May 29 - Hospice Recertification - 3rd 60-Day Benefit Period

It sounds horrible, doesn't it? Hoping your loved one will continue to qualify for hospice, when you should be hoping for recovery or some type of improvement? But the honest truth is hospice care and the 24/7 availability of doctors is what allows us to care for Gary at home, and it's what's keeping him comfortable with well-managed pain, and alive. He requires a medical transport to be moved to care, unless it can be provided at home. He's too fragile and has lost too much weight to withstand transfers in and out of our Jeep SUV or a normal car. Their care is what allows us to manage Gary's daily changes, manage his pain, and they provide his hospital bed, air mattress for bed sore prevention, oxygen machine with humidifier, all his medications and incontinence supplies.  Last summer when he was kicked off hospice, we had to fight for just oxygen and a hospital bed, and that was before he was 100% bedridden and had lost almost 1/2 his body weight. Without those key elements being covered, we would be forced to institutionalize him again, and his condition would decline because Nevada skilled nursing facilities don't provide air mattresses to prevent bed sores. He was nearly killed by a nursing home in April 2013 by their medication errors, lack of knowledge with his Lewy Body medication sensitivity, and their incompetence with his bladder complications. I can't relive that again, and he wouldn't be likely to survive that again.

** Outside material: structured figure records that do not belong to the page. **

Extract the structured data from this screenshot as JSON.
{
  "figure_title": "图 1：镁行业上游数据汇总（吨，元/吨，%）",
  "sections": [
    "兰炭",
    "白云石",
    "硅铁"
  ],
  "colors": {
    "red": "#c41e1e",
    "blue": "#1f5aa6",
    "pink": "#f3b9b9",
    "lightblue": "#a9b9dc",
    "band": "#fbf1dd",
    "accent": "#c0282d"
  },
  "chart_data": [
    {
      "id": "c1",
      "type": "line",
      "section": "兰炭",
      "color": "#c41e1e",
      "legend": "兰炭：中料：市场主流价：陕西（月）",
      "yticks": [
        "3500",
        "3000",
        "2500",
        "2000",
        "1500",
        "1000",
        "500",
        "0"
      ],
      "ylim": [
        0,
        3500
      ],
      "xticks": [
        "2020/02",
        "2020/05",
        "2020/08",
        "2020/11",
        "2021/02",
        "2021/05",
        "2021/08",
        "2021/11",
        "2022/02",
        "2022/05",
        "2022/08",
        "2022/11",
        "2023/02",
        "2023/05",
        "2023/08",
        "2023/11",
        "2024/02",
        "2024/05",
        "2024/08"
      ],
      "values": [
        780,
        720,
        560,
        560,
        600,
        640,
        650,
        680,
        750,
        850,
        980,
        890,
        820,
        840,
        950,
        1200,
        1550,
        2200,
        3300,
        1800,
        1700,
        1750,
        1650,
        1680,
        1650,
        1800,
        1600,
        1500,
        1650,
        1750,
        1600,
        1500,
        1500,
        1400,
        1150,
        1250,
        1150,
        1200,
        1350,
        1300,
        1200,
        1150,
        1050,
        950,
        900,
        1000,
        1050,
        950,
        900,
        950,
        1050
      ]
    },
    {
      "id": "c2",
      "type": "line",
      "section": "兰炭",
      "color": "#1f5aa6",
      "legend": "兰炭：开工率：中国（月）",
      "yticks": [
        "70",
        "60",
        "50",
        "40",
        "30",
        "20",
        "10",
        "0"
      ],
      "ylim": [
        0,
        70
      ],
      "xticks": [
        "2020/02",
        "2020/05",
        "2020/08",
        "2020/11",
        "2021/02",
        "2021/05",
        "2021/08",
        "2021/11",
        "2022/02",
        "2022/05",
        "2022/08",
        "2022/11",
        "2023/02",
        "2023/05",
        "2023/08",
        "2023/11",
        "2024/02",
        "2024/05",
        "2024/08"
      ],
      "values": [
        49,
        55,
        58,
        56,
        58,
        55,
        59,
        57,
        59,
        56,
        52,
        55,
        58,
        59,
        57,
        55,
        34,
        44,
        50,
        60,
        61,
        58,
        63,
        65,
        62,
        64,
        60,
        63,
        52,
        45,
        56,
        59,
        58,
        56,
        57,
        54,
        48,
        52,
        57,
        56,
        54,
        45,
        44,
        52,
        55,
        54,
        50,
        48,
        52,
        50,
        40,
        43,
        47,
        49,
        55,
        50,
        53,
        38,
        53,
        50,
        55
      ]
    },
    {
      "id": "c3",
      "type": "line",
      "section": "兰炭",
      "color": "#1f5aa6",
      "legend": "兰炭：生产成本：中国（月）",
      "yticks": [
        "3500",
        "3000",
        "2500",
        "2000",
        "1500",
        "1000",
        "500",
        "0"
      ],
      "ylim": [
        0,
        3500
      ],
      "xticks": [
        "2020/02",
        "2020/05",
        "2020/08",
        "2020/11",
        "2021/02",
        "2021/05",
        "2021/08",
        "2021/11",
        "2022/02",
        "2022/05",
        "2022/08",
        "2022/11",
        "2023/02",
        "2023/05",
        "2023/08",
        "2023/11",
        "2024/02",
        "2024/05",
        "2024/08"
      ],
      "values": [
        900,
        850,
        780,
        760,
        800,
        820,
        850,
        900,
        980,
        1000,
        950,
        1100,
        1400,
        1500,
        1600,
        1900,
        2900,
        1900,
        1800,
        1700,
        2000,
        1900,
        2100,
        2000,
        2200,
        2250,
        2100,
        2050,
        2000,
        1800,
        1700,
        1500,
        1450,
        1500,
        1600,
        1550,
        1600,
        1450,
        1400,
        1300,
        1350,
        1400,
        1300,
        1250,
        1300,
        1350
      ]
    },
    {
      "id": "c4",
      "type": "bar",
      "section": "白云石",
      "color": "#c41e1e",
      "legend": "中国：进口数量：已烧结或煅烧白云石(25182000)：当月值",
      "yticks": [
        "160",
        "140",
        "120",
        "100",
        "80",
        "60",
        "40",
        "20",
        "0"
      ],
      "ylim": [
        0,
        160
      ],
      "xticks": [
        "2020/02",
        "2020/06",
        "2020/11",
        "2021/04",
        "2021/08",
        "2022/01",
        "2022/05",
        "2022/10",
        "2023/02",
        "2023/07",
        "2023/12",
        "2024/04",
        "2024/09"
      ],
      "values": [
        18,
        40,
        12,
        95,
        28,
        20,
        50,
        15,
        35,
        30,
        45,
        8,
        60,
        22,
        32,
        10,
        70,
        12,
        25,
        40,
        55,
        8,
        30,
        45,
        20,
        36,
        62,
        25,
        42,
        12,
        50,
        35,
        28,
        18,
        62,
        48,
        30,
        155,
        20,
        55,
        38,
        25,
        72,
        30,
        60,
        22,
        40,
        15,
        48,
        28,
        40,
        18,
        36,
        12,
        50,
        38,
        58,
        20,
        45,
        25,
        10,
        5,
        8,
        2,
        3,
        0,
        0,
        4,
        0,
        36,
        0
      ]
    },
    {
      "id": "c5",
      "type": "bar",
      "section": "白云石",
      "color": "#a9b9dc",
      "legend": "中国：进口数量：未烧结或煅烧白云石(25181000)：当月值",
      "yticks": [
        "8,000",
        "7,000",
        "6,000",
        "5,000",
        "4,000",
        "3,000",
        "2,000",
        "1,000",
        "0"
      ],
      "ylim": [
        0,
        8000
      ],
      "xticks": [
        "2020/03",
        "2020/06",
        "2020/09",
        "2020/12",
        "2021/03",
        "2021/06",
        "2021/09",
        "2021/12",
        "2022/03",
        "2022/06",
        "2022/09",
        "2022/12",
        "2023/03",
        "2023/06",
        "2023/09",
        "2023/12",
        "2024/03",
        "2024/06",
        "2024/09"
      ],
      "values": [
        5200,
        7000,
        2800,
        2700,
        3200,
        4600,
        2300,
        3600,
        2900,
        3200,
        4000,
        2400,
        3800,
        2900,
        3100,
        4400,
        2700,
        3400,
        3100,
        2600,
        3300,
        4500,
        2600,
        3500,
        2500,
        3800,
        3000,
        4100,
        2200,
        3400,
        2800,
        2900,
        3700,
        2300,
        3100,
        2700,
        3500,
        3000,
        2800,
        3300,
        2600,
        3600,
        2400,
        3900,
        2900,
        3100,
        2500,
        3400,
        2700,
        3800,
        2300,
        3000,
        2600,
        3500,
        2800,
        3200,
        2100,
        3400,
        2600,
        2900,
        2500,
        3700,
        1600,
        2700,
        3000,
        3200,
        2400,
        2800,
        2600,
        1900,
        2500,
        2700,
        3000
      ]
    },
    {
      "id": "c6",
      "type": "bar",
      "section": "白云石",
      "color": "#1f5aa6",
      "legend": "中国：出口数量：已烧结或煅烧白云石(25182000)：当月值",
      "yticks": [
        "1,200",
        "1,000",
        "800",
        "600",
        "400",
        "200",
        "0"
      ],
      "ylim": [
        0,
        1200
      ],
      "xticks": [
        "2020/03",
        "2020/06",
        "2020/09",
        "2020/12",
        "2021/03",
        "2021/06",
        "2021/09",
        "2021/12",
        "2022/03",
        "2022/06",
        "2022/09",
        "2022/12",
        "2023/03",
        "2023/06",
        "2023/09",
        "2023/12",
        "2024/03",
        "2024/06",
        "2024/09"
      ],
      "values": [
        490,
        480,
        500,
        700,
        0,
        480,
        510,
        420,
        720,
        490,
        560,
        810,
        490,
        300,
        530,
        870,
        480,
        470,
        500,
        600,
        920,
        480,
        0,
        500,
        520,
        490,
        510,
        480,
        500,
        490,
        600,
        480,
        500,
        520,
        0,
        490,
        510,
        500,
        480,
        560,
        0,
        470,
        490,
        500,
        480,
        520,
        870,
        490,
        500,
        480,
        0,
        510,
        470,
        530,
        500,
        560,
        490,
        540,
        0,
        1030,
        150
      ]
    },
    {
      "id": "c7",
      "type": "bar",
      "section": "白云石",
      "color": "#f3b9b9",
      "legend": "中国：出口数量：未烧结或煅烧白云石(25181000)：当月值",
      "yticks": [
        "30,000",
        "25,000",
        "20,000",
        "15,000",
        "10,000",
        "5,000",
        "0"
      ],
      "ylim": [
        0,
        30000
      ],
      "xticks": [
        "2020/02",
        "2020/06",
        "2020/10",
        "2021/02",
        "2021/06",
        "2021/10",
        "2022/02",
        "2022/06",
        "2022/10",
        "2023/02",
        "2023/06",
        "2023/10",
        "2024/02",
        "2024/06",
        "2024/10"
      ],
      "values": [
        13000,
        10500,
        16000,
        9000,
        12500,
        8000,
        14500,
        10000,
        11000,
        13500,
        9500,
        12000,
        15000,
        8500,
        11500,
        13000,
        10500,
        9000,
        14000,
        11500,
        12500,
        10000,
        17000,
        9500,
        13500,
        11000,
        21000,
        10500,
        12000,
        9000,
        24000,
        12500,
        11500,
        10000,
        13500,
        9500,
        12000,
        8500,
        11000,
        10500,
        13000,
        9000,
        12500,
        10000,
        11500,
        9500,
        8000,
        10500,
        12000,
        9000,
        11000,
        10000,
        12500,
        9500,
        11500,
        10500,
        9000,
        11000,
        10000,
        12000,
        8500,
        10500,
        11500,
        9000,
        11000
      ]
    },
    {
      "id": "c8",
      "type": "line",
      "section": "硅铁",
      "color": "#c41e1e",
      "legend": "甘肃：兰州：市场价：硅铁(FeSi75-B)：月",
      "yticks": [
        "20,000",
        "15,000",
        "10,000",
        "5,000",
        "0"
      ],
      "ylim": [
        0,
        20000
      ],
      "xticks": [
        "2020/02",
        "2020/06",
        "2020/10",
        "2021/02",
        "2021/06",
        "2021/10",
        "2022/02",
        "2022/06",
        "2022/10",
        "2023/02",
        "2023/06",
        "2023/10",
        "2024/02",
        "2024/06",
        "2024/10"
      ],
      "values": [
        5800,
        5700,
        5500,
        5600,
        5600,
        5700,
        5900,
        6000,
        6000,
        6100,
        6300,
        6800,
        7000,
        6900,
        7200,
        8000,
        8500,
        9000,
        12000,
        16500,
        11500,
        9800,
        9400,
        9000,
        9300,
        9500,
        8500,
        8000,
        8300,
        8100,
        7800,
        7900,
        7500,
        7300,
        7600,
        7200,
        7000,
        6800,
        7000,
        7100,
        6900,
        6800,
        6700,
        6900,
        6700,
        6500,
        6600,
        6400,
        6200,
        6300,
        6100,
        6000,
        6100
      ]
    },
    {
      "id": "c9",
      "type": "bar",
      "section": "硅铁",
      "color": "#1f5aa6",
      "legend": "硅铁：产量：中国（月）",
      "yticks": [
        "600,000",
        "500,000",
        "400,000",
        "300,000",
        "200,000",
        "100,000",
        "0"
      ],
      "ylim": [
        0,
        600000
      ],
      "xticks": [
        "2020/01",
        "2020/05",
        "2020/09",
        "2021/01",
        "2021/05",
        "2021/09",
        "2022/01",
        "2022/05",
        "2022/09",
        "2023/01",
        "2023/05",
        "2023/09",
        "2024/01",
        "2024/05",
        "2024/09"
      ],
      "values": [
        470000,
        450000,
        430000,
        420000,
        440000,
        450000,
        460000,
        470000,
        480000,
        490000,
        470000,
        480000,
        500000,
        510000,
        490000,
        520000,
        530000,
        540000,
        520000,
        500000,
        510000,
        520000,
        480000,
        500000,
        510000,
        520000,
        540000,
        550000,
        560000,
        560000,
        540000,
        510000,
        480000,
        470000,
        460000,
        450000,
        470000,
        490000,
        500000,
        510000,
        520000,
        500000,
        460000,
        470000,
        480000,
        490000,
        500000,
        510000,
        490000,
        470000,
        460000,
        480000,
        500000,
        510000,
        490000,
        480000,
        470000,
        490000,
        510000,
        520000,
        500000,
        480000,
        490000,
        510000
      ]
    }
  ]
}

Our appointment is at 3 today to meet the Nurse Practitioner, Rose, who will recertify Gary for his 3rd Medicare benefit period on this, his second round of hospice. I have a huge fear (irrational, yet logic-driven) of him being kicked off hospice by Medicare because he's become too stable. This is a reality, no matter how bedridden he is, because our healthcare system has no room for stable patients. You can be in decline and be on hospice, or you can be improving and have home health assistance and care, but you cannot be stable. In stability, you have no support from Medicare. Our Social Worker didn't help my worries at all, this past Saturday, when she told me dementia patients are more and more challenging to recertify for hospice because it is such a gray and slow-progressing disease in comparison to other terminal conditions.

Rose is the one who recertified Gary last time, so she is at least familiar with Gary's previous condition at the beginning of his current benefit period in April.  It has been 60 days since she last saw him, so I walk in to meet her after a partial day at work, hopeful she will see as much decline as we believe we have experienced.  I came home armed for bear with a list of changes. She had her own list, but she did tell me my list made it easier for her to write up and justify to Medicare. We've seen more weight loss...total tally down about 75 pounds since December 4. His swallowing is getting worse, he is more agitated and harder to reason with in the late afternoon, sometimes picking apart his diaper and incontinence pad as well as stripping the sheets off the bed around him. He's hallucinating more, eating less, drinking less. His teeth are moving. His left side is shrinking faster than his right. He runs random fevers, only on his core.  His forehead, temples, arms and legs will all be cool at 97 or 98 and his core will be at nearly 103.  She had NONE of this in her notes. She had only documented his weight loss and his left arm as of the time I walked in the door, and she'd been with him for at least 20 minutes.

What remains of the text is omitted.